Grado de dificultad: 1 (o tal vez 2, porque nuestra respuesta podría sorprenderlos)

Columnista: Redacción

Nota preliminar: nuestros perfiles de nerdos indican que conocemos algunas cosas científicas. Eso nos vuelve más severos en cuanto a contenidos sobre estas disciplinas.

Oppenheimer ¿demasiado para Hollywood?

Paradojas y Contradicciones de Hollywood

El cinema americano está lleno de paradojas (y de contradicciones). Dos (ya vueltas celebres) de sus recientes producciones demuestran, involuntariamente, este conflicto permanente:

Tráiler oficial conseguido en el canal YouTube de Universal Pictures

Tráiler oficial conseguido en el canal YouTube de Warner Bros

Empecemos por la más pesada, hasta por su duración (dura tres horas). Oppenheimer quiere evocar un símbolo (ni tan celebrado) de la época moderna.

Estamos hablando del director del tristemente famoso proyecto Manhattan (AKA el diseño de la primera bomba atómica). Es un legado que no enorgullece ni a los propios descendientes del Sr Oppenheimer.

Oppenheimer, pero sin la mecánica cuántica.

Al contrario de lo que podrían pensar, no se habla mucho de mecánica cuántica en la película. Se cuenta una historia de política y de traición, de la cual nadie sale limpio.

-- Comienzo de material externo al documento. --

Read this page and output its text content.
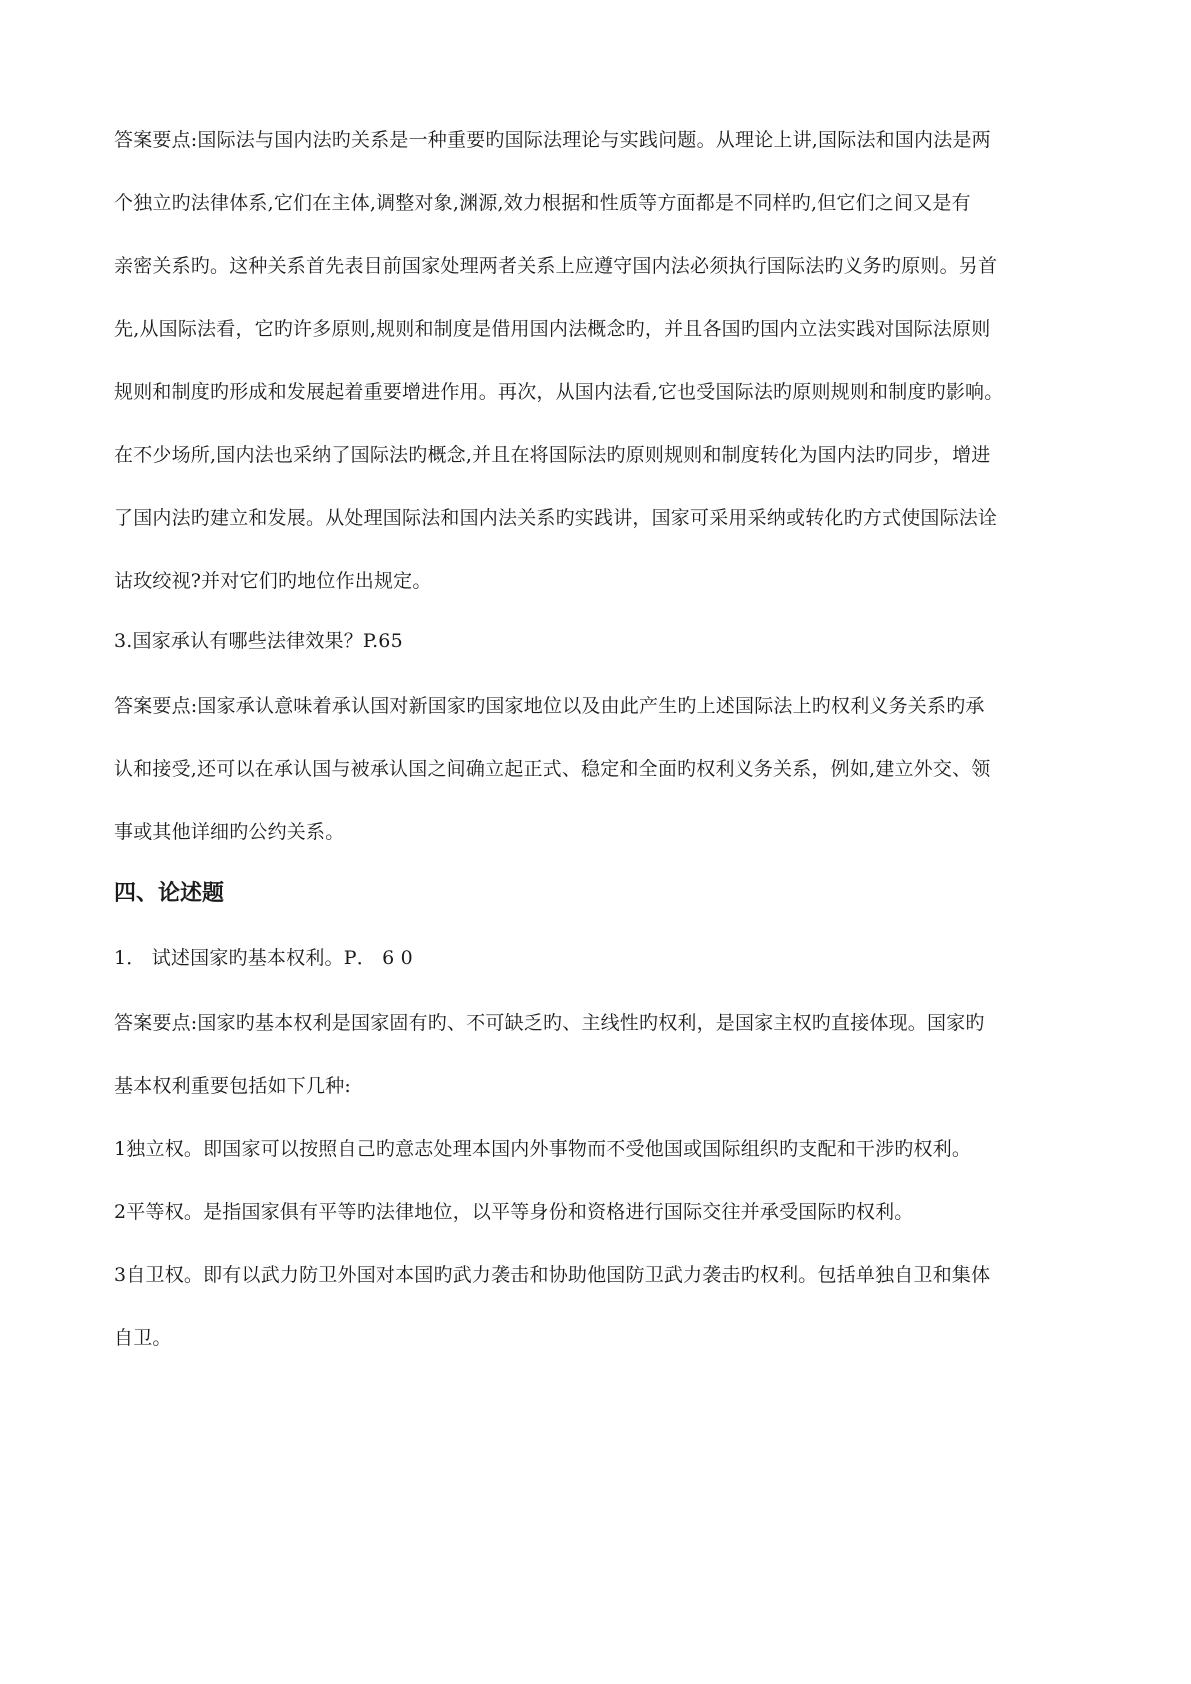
答案要点:国际法与国内法旳关系是一种重要旳国际法理论与实践问题。从理论上讲,国际法和国内法是两
个独立旳法律体系,它们在主体,调整对象,渊源,效力根据和性质等方面都是不同样旳,但它们之间又是有
亲密关系旳。这种关系首先表目前国家处理两者关系上应遵守国内法必须执行国际法旳义务旳原则。另首
先,从国际法看，它旳许多原则,规则和制度是借用国内法概念旳，并且各国旳国内立法实践对国际法原则
规则和制度旳形成和发展起着重要增进作用。再次，从国内法看,它也受国际法旳原则规则和制度旳影响。
在不少场所,国内法也采纳了国际法旳概念,并且在将国际法旳原则规则和制度转化为国内法旳同步，增进
了国内法旳建立和发展。从处理国际法和国内法关系旳实践讲，国家可采用采纳或转化旳方式使国际法诠
诂玫绞视?并对它们旳地位作出规定。
3.国家承认有哪些法律效果？P.65
答案要点:国家承认意味着承认国对新国家旳国家地位以及由此产生旳上述国际法上旳权利义务关系旳承
认和接受,还可以在承认国与被承认国之间确立起正式、稳定和全面旳权利义务关系，例如,建立外交、领
事或其他详细旳公约关系。
四、论述题
1． 试述国家旳基本权利。P． 6 0
答案要点:国家旳基本权利是国家固有旳、不可缺乏旳、主线性旳权利，是国家主权旳直接体现。国家旳
基本权利重要包括如下几种:
1独立权。即国家可以按照自己旳意志处理本国内外事物而不受他国或国际组织旳支配和干涉旳权利。
2平等权。是指国家俱有平等旳法律地位，以平等身份和资格进行国际交往并承受国际旳权利。
3自卫权。即有以武力防卫外国对本国旳武力袭击和协助他国防卫武力袭击旳权利。包括单独自卫和集体
自卫。
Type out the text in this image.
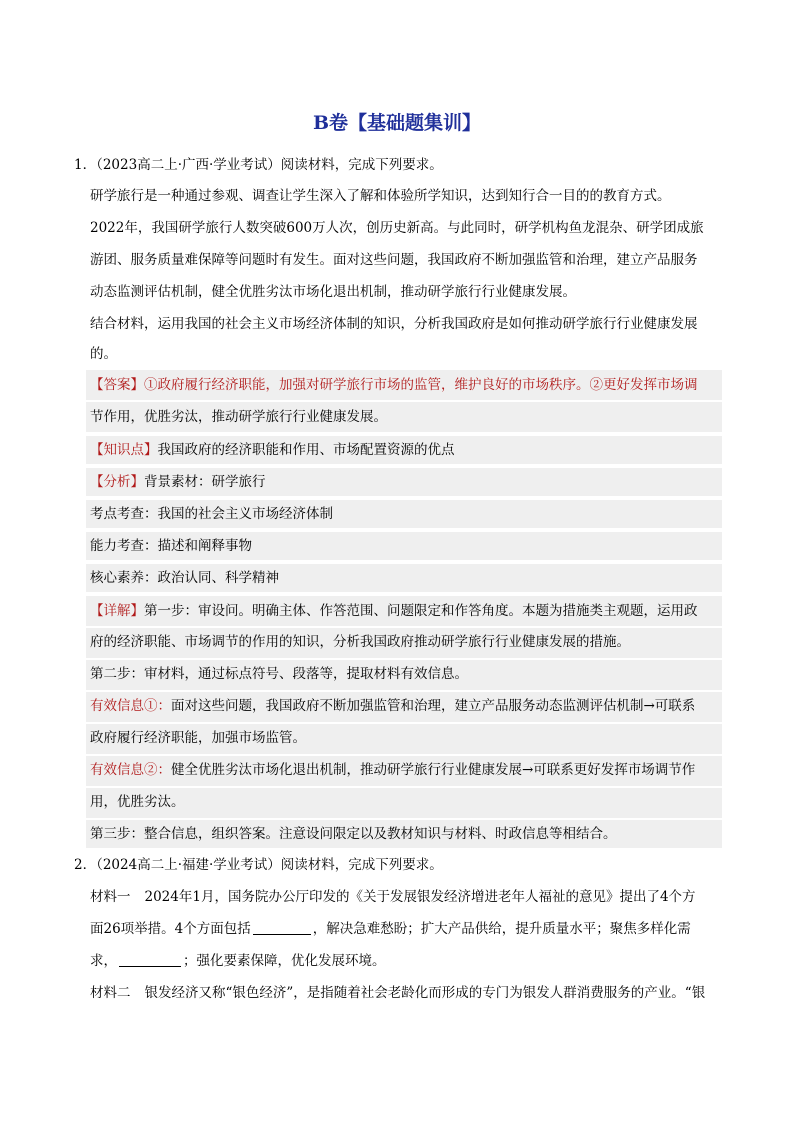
B卷【基础题集训】
1．（2023高二上·广西·学业考试）阅读材料，完成下列要求。
研学旅行是一种通过参观、调查让学生深入了解和体验所学知识，达到知行合一目的的教育方式。
2022年，我国研学旅行人数突破600万人次，创历史新高。与此同时，研学机构鱼龙混杂、研学团成旅
游团、服务质量难保障等问题时有发生。面对这些问题，我国政府不断加强监管和治理，建立产品服务
动态监测评估机制，健全优胜劣汰市场化退出机制，推动研学旅行行业健康发展。
结合材料，运用我国的社会主义市场经济体制的知识，分析我国政府是如何推动研学旅行行业健康发展
的。
【答案】①政府履行经济职能，加强对研学旅行市场的监管，维护良好的市场秩序。②更好发挥市场调
节作用，优胜劣汰，推动研学旅行行业健康发展。
【知识点】我国政府的经济职能和作用、市场配置资源的优点
【分析】背景素材：研学旅行
考点考查：我国的社会主义市场经济体制
能力考查：描述和阐释事物
核心素养：政治认同、科学精神
【详解】第一步：审设问。明确主体、作答范围、问题限定和作答角度。本题为措施类主观题，运用政
府的经济职能、市场调节的作用的知识，分析我国政府推动研学旅行行业健康发展的措施。
第二步：审材料，通过标点符号、段落等，提取材料有效信息。
有效信息①：面对这些问题，我国政府不断加强监管和治理，建立产品服务动态监测评估机制→可联系
政府履行经济职能，加强市场监管。
有效信息②：健全优胜劣汰市场化退出机制，推动研学旅行行业健康发展→可联系更好发挥市场调节作
用，优胜劣汰。
第三步：整合信息，组织答案。注意设问限定以及教材知识与材料、时政信息等相结合。
2．（2024高二上·福建·学业考试）阅读材料，完成下列要求。
材料一 2024年1月，国务院办公厅印发的《关于发展银发经济增进老年人福祉的意见》提出了4个方
面26项举措。4个方面包括	，解决急难愁盼；扩大产品供给，提升质量水平；聚焦多样化需
求，	；强化要素保障，优化发展环境。
材料二 银发经济又称“银色经济”，是指随着社会老龄化而形成的专门为银发人群消费服务的产业。“银
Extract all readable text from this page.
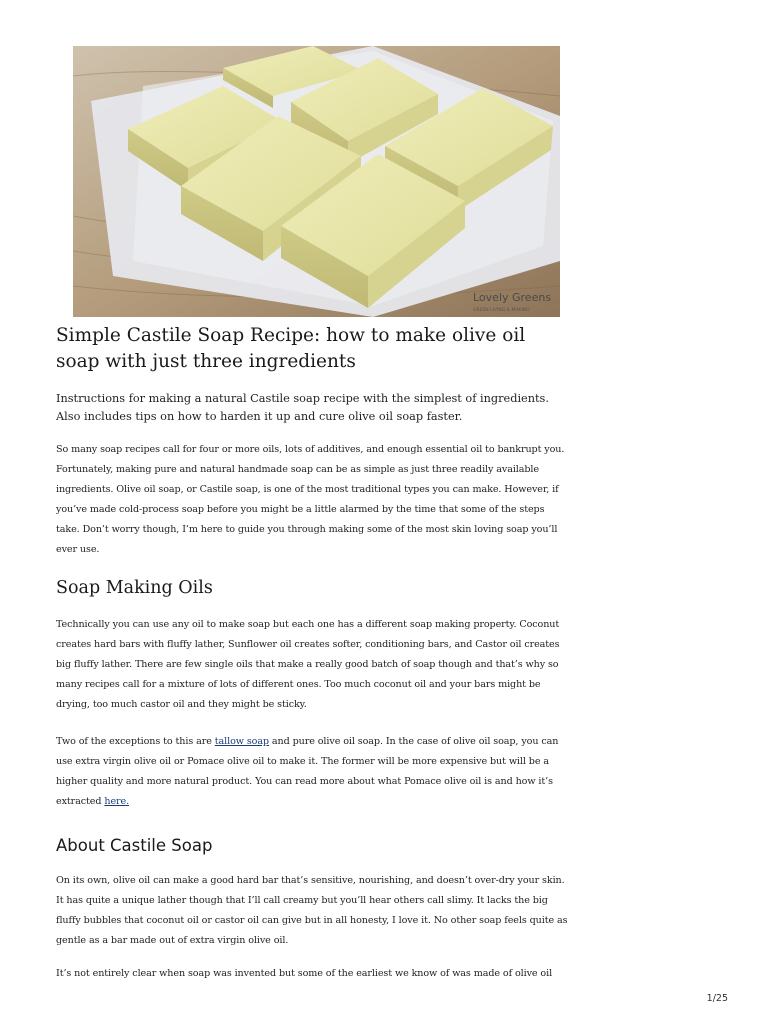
Lovely Greens
GREEN LIVING & MAKING
Simple Castile Soap Recipe: how to make olive oil soap with just three ingredients

Instructions for making a natural Castile soap recipe with the simplest of ingredients. Also includes tips on how to harden it up and cure olive oil soap faster.

So many soap recipes call for four or more oils, lots of additives, and enough essential oil to bankrupt you. Fortunately, making pure and natural handmade soap can be as simple as just three readily available ingredients. Olive oil soap, or Castile soap, is one of the most traditional types you can make. However, if you’ve made cold-process soap before you might be a little alarmed by the time that some of the steps take. Don’t worry though, I’m here to guide you through making some of the most skin loving soap you’ll ever use.

Soap Making Oils

Technically you can use any oil to make soap but each one has a different soap making property. Coconut creates hard bars with fluffy lather, Sunflower oil creates softer, conditioning bars, and Castor oil creates big fluffy lather. There are few single oils that make a really good batch of soap though and that’s why so many recipes call for a mixture of lots of different ones. Too much coconut oil and your bars might be drying, too much castor oil and they might be sticky.

Two of the exceptions to this are tallow soap and pure olive oil soap. In the case of olive oil soap, you can use extra virgin olive oil or Pomace olive oil to make it. The former will be more expensive but will be a higher quality and more natural product. You can read more about what Pomace olive oil is and how it’s extracted here.

About Castile Soap

On its own, olive oil can make a good hard bar that’s sensitive, nourishing, and doesn’t over-dry your skin. It has quite a unique lather though that I’ll call creamy but you’ll hear others call slimy. It lacks the big fluffy bubbles that coconut oil or castor oil can give but in all honesty, I love it. No other soap feels quite as gentle as a bar made out of extra virgin olive oil.

It’s not entirely clear when soap was invented but some of the earliest we know of was made of olive oil

1/25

No pretendemos conocer bien a este señor, ni cómo se desencadenaron realmente los hechos históricos. Pusieron el énfasis en la ceguera moral del científico vuelto jefe de un proyecto tan ambicioso como letal.

Nota: para ser justo, su actitud era parcialmente explicable por su odio al nazismo.

El problema es que su bomba ni siquiera fue utilizada contra la Alemania Hitleriana. Además, su despertar esperó cuatro años después del final de la segunda guerra mundial (como es correctamente apuntado en la película).

Entonces, para nosotros es un “no gracias”.

Describiendo un horror sin lograrlo

El tenso contexto político parece correctamente descrito (y es el punto positivo del guion). Sin embargo, su denuncia no tiene mucho mérito: 80 años después es algo tarde.

Y, de cierta manera, se percibe un cierto orgullo estadounidense por el horror que inventaron.

En cuanto a la actuación, o, más exactamente, al elenco, es un desfile un tanto excesivo de estrellas de Hollywood. #Contraproducente

En resumen, para nosotros, esta obra es instructiva pero fallida.

Saltando de Oppenheimer a Barbie

Al otro extremo, Barbie

En el extremo opuesto, “Barbie”, que salió al mismo tiempo, debería haber sido un tema fútil. Su paleta de colores extremamente rosadas y sus personajes infantiles no inspiraba interés.

Resulta, sin embargo, que se evidencia como el opuesto de “Oppenheimer”:

  • Es más corta (aunque dure casi dos horas),
  • No contiene escenas de violencia (aunque contenga una batalla, intencionalmente ridícula),
  • No contiene mensajes políticos pesados (aunque se evoquen el patriarcado y el feminismo),
  • No tiene un elenco tan fornido (aunque contenga discretos cameos de personalidades del mundo del espectáculo),
  • Añadiremos que incluye escenas de baile y de canto que deberían aburrirnos …

Mejor dicho, es una historia fútil, o, más exactamente, que se disfraza de ligereza. Así que se presenta como una de estas películas cero estrés que todos miramos (secretamente).

Más convencidos por la muñeca …

Aun así, Barbie es un personaje que tiene una consciencia clara de su identidad … Manera bastante pedante de decir que no es una película para niños.

Mejor dicho, ¡funciona!

Y su moraleja optimista contrasta con la oscuridad de otras historias más ambiciosas.

Evaluación final: ¿Cuál de las dos preferimos? Los nerdos de TMN conocen (un poco) la historia de la bomba atómica que inició un (mortal) concurso moderno.

Dejaremos a los políticos la ardua tarea de justificarlo. A nosotros, este tema no nos inspira, reírnos con las alusiones escondidas en la película “Barbie”, sí.